O mercado de femtechs está em ascensão no Brasil, impulsionando uma nova era de autocuidado feminino. Um estudo da Frost & Sullivan projeta que esse mercado deve movimentar US$ 50 bilhões já em 2025. Essas startups, focadas em soluções tecnológicas para a saúde da mulher, estão influenciando comportamentos, consumo e até o discurso científico no país.
Crescimento do setor de higiene e beleza
O setor de higiene e beleza movimentou R$ 173,4 bilhões em 2024 no Brasil, com um crescimento de 10,3%, quase o triplo da média global, segundo a Euromonitor. Essa transformação silenciosa reflete a busca da mulher brasileira por informação confiável e produtos mais alinhados com suas necessidades.
Com efeito, temas como saúde íntima, microbiota vaginal, bem-estar hormonal e prevenção ganham destaque, impulsionando a criação de negócios focados em experiências mais humanas e educação em saúde.

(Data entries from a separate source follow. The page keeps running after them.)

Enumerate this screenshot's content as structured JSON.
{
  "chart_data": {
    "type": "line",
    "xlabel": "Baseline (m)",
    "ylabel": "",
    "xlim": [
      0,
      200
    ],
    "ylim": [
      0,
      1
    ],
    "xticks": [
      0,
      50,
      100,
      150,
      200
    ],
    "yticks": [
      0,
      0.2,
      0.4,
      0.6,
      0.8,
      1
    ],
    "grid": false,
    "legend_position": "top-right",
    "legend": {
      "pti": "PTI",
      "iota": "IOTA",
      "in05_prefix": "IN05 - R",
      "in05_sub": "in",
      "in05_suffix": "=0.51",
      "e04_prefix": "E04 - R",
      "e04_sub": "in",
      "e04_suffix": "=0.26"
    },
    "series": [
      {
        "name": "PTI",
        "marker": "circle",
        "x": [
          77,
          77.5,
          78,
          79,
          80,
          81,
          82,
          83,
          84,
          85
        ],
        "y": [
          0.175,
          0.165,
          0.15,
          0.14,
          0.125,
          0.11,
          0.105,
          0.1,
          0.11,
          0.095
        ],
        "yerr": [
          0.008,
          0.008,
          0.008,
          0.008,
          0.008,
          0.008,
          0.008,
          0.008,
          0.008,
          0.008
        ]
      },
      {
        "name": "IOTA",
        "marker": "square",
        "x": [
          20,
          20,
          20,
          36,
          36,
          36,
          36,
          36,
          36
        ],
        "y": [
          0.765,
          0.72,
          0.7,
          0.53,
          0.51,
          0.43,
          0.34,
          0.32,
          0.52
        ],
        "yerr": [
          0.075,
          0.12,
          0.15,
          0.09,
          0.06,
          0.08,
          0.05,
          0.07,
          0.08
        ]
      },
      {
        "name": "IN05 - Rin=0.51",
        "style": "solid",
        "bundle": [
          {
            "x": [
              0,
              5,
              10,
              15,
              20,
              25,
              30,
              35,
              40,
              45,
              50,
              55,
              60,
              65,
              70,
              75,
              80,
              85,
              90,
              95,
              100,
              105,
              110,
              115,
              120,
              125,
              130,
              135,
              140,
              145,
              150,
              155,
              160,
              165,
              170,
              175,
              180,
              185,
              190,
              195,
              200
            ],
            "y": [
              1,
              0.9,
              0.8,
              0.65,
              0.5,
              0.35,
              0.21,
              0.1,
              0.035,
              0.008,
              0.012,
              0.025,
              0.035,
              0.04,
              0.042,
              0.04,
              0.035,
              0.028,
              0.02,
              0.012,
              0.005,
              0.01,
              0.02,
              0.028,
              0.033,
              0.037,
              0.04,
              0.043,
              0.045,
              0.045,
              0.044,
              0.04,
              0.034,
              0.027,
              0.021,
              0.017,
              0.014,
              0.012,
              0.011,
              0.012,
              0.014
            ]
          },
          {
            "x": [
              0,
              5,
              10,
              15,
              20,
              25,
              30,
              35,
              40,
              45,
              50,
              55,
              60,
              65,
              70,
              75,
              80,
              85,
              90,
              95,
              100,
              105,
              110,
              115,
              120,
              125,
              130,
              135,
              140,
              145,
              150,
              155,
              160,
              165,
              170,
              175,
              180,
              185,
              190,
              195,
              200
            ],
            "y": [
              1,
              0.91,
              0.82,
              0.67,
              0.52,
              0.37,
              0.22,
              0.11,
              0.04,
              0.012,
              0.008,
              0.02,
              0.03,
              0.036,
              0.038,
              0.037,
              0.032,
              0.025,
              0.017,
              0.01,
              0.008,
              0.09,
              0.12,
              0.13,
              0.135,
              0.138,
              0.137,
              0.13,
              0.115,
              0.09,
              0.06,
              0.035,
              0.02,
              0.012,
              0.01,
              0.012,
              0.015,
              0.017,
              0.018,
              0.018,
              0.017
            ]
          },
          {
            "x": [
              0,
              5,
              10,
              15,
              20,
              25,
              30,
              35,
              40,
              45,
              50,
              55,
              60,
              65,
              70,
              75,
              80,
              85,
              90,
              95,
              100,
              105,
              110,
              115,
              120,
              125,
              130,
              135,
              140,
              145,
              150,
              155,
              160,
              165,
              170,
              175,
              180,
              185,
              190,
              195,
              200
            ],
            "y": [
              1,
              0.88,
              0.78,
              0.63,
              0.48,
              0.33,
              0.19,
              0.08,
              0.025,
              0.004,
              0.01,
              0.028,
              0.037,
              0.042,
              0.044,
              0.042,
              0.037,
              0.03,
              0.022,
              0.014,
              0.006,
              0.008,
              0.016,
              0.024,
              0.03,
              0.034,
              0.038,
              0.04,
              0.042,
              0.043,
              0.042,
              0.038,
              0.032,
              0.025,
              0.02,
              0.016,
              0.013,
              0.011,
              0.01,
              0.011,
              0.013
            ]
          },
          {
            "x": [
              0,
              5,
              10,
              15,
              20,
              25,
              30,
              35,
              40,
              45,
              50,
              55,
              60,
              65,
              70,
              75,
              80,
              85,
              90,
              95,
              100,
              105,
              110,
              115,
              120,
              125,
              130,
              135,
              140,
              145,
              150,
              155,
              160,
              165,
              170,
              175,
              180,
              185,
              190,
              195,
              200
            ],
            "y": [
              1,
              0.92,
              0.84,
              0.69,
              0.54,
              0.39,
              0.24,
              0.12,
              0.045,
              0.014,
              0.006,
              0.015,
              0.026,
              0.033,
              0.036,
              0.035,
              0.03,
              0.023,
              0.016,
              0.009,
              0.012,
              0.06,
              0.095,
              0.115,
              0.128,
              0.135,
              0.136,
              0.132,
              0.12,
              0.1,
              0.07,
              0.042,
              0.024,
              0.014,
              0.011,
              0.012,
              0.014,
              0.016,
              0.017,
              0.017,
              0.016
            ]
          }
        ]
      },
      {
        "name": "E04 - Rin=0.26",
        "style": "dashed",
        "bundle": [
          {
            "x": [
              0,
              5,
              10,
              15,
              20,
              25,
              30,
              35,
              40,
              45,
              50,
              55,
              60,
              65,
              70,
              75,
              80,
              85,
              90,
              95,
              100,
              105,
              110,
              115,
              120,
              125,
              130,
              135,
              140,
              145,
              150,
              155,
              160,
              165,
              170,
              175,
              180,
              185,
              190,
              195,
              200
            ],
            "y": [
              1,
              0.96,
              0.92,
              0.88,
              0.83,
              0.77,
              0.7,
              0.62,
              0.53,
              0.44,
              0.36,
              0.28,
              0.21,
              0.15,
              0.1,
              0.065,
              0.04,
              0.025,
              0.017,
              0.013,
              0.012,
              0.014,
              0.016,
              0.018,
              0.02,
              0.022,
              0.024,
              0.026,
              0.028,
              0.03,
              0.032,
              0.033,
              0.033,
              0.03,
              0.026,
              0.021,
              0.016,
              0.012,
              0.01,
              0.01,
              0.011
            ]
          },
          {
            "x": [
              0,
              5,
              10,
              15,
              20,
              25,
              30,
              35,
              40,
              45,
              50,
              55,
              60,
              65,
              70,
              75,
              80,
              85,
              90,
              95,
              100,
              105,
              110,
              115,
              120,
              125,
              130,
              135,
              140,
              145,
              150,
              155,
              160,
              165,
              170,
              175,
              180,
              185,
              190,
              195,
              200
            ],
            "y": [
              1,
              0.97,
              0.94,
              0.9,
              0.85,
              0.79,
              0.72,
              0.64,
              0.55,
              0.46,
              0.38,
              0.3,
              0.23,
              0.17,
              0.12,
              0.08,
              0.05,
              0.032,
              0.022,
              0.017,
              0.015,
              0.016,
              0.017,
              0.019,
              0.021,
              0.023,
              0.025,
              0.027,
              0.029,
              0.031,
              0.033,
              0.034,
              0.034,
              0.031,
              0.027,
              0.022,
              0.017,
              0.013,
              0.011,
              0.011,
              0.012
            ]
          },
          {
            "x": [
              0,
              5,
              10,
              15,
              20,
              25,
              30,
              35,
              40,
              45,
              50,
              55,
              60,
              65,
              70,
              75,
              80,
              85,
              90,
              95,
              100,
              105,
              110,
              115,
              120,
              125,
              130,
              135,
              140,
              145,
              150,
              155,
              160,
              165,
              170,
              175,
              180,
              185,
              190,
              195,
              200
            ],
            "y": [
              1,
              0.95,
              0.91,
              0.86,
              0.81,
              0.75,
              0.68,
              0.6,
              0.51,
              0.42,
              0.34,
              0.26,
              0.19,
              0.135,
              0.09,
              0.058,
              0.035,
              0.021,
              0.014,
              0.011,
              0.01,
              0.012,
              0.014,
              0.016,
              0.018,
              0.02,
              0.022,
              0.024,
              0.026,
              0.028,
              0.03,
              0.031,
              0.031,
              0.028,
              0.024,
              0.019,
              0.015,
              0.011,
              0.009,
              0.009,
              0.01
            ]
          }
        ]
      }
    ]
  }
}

A nova geração de femtechs no Brasil
Nesse contexto, surgem marcas como a Ellowa Health, que integram a nova geração de femtechs brasileiras. Criada por Gabriel Puerta, a empresa busca suprir a falta de soluções que tratem a saúde íntima feminina com profundidade, acolhimento e rigor científico.
O Brasil está vivendo um momento de virada cultural na forma como a saúde da mulher é tratada. As consumidoras querem clareza, querem ciência e querem marcas que conversem com elas sem tabu. Essa é a base da nova economia do bem-estar feminino.
— Gabriel Puerta, CEO da Ellowa Health
O futuro do bem-estar feminino
Além disso, com consumidores mais exigentes e marcas mais inovadoras, o Brasil se consolida como um dos ecossistemas mais promissores para o desenvolvimento de tecnologias voltadas à saúde feminina. A expansão das femtechs sinaliza uma tendência irreversível: o futuro do bem-estar será feminino, científico e conectado à vida real das mulheres.
Portanto, a tendência é que o setor continue a crescer e a se consolidar, oferecendo soluções inovadoras e personalizadas para as mulheres brasileiras.